DOZENS of budding superstars attempted to hit the right notes at Colchester’s X Factor auditions.

The primetime ITV show’s producers have set off on a tour of the UK, hoping to find the country’s undiscovered singing talent and yesterday they arrived in Colchester’s Culver Street.

Singers lined vying for a chance to sing before the famous judges including 79-year-old ex-serviceman Charles Williams, who performed a rousing rendition of Al Jolson’s You Made Me Love You.

He said: “I settled in Colchester after I left the Army. I absolutely love it here.

“I have been a singer since I was eight-years-old when I won a competition at Butlins in Skegness. I have sung in a lot of competitions.
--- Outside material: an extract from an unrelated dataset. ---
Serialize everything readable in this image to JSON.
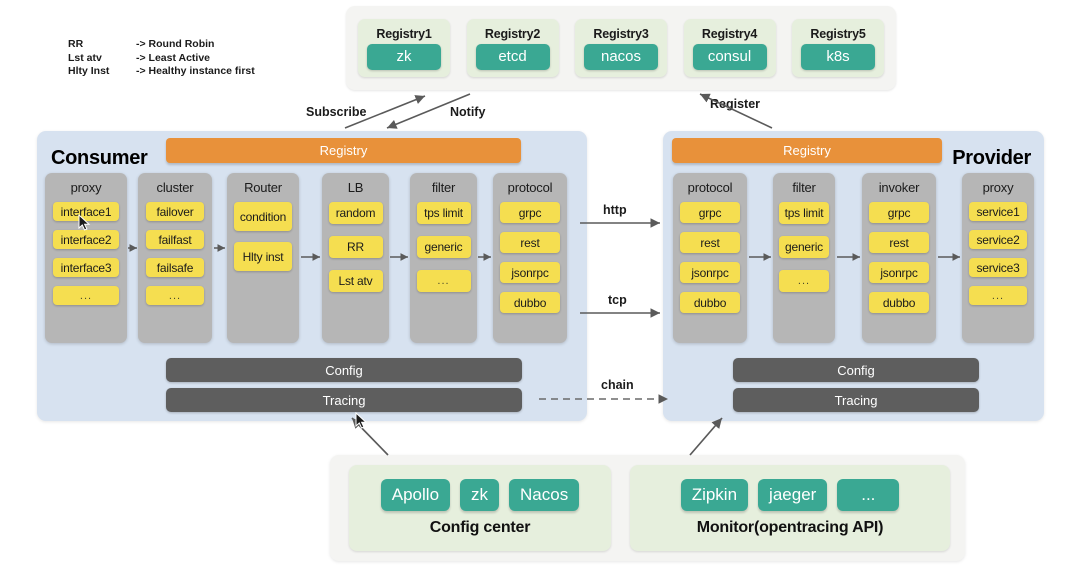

“I got to the semi-finals of the British karaoke competition.

“I have got a lot of experience with singing in front of people. If you have got a talent you want to show it.

“I am going in to win, at my age you cannot wait around.”

Colchester mum Katie Cook, 27, was encouraged to go along to the auditions by her six-year-old son Logan.

She said: “He really wanted me to come along and try. He asked if he could come with me.

“I have been through hard times and singing has really helped me.

“I stopped singing for a while after I lost my daughter and there are certain songs which helped me keep going.”

Katie sang In the Arms of an Angel by Sarah McLachlan, one of the songs which helped her through her darkest moments.

Jemma Page, 21, works at the Delphi Diesel Systems factory in Sudbury where she lives, but said her real passion is music.

She said: “I have always sang on the side and I studied musical theatre at West Suffolk College.

“I’m performing Show Me Heaven, the Nathan James version.

“I prefer his version of the song and I think it suits my voice a lot better than the original.”

Baz Williamson, 41, from Rowhedge, works as a camp instructor on Mersea Island during the summer and a sheet metal engineer during the off-season, but he dreams of being a performer.

He said: “Singing is a passion of mine.

“I have sung for the kids before at the summer camps and they were impressed, although I am not sure how easily impressed they are.”

Yvette Bonsu, 20, a psychology student at the Brunel University who lives in Colchester, came back just to attend the audition.

She said: “Singing has been a dream of mine since I was young.

“I am a songwriter as well but because of my circumstances I haven’t been able to do it as much as I would like.

“I was bullied when I was younger so I did have the confidence for a career in singing.

“Now I have come out my shell because of music.”